The high demand for foreign exchange at the bi-monthly Wholesale Dutch Auction System (WDAS), under the invisible sector is putting pressure on the Central Bank of Nigeria (CBN) to continue to defend the naira.

The 2013 budget allocation to both the health and education sectors at 12 percent is regarded by analysts as inadequate to check foreign travels for these services.

“The citizenry have no confidence in the services rendered by these sectors, thereby they will continue to seek alternatives by going abroad,” said analysts at Afrinvest.

The CBN in its latest quarter report said, “the invisible sector accounted for the bulk (42.4 per cent) of total foreign exchange disbursed in the first quarter of 2013 followed by industrial sector (18.9 per cent), mineral and oil sector (15.0 per cent),

manufactured products (10.5 per cent), food products (8.9 per cent), transport sector (3.9 per cent) and agricultural products (0.4 percent).”

Indeed, the CBN estimated foreign exchange demand by authorised dealers in the first quarter at $ 4.79 billion, is 11.7 percent above the level in the preceding quarter.

Consequently, the pressure on the naira has brought about a rise in NIBOR rates, typified by call moving from 10.8750 to 12.7083; 7days, 12.4583 from 10.5933 and 60 days to 13.1250 from 11.4167 as at Monday.

Similarly rates at the Nigerian Interbank Foreign Exchange Market (NIFEX) are now hovering between N158/59 to the dollar.

CBN’s intervention in WDAS had moved beyond $300 million in recent times to $371 million for May 25 and $350million for June 3 biddings at WDAS respectively.

According to Bismarck Rewane in his recent bulletin on the economy “exchange rate volatility continued in the forex market since the last MPC meeting which resulted in an increase in CBN intervention to keep the naira stable.

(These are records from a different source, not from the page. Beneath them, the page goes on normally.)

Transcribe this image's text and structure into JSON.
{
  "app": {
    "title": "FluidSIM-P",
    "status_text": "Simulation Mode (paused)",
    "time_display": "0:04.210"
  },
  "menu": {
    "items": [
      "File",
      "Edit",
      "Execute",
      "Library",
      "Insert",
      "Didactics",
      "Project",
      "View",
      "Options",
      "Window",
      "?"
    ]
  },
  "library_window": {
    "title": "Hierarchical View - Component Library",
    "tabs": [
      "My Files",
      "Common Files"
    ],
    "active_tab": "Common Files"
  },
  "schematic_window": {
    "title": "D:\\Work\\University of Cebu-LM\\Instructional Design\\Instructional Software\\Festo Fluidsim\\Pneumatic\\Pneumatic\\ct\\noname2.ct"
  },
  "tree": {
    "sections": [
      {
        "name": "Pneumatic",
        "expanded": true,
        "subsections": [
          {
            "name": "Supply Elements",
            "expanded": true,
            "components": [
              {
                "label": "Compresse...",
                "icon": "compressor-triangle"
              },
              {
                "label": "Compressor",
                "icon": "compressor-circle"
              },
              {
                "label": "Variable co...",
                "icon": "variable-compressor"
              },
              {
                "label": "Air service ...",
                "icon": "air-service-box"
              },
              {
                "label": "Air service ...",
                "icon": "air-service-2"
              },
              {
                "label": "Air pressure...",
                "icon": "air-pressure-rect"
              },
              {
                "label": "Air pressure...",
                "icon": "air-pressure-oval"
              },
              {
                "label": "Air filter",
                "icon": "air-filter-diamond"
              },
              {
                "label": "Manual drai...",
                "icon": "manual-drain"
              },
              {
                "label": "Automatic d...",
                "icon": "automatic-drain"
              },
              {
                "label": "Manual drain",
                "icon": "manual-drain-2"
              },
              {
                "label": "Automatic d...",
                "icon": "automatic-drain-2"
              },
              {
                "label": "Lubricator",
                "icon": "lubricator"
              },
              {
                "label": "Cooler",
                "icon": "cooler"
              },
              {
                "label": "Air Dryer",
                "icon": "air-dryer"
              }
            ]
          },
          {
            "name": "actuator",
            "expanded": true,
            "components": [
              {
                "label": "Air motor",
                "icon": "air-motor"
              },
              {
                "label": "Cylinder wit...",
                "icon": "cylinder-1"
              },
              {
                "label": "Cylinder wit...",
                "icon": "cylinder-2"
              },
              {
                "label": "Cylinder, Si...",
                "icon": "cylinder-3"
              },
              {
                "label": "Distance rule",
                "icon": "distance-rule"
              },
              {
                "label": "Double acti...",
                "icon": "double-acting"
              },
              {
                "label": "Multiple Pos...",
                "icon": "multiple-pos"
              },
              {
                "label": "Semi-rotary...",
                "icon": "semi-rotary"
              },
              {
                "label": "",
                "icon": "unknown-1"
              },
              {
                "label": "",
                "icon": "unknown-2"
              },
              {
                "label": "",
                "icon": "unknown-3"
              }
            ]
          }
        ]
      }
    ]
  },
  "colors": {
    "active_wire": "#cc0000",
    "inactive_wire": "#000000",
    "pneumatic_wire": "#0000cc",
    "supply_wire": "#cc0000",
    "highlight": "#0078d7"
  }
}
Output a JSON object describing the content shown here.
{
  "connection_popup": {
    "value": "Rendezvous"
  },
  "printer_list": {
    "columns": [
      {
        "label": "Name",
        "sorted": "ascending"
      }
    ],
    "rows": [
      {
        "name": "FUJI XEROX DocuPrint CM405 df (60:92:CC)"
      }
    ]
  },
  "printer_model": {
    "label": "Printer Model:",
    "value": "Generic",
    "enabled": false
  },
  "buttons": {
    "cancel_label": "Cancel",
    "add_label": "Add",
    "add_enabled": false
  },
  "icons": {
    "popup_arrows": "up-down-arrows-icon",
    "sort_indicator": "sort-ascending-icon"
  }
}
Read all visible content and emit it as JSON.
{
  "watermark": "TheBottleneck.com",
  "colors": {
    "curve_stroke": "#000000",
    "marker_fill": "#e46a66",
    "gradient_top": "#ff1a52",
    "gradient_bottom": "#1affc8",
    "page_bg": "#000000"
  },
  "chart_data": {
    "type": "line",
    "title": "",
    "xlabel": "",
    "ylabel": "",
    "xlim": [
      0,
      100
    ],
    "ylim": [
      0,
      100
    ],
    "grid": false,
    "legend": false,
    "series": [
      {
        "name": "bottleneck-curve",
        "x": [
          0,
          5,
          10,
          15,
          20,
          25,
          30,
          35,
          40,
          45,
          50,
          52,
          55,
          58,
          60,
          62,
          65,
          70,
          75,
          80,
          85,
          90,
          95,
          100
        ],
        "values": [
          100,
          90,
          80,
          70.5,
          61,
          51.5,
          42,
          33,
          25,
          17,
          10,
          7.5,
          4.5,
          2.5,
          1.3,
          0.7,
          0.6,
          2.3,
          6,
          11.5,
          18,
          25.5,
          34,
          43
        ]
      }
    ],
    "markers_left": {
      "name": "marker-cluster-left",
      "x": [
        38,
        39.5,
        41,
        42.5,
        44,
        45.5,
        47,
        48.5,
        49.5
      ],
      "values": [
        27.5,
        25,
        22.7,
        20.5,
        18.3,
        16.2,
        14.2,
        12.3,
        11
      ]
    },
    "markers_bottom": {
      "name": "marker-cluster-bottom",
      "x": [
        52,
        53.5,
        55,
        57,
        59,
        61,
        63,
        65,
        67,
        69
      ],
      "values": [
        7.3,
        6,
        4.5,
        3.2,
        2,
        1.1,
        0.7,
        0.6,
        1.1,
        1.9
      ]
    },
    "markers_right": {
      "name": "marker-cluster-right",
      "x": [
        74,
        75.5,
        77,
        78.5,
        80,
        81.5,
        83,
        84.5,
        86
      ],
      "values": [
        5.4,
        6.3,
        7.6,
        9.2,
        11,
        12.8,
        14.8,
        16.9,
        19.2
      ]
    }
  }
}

CBN forex sales at the WDAS rose by 78% to $4.1bn since the last MPC meeting and resulted in a stable exchange rate of N155.74/$ at the official market.

Responding to BusinessDay enquiry, analysts at Afrinvest said, “this perfectly reflects the poor state of the Nigerian economy. Afrinvest Research attributes this to increased reliance on foreign services, which has led to the huge foreign exchange

outflow from the invisible sector, given that foreign currencies will be required to pay for the services (especially health and education) that Nigerians demand from the developed countries”.

They observed that the development would continue to pose serious challenges for the economy and by implication, build pressure around the naira, adding that “the way forward is for government to design policies that would curb frequent repatriation of profits. Profit made by foreign companies can be reinvested in the country for certain periods before repatriation. This will help boost economic growth in the long run.

“Also, there is the need for government to invest more in the health and education sectors (only 12% of total aggregate expenditure in 2013 budget). The present state of the aforementioned sectors is appalling.”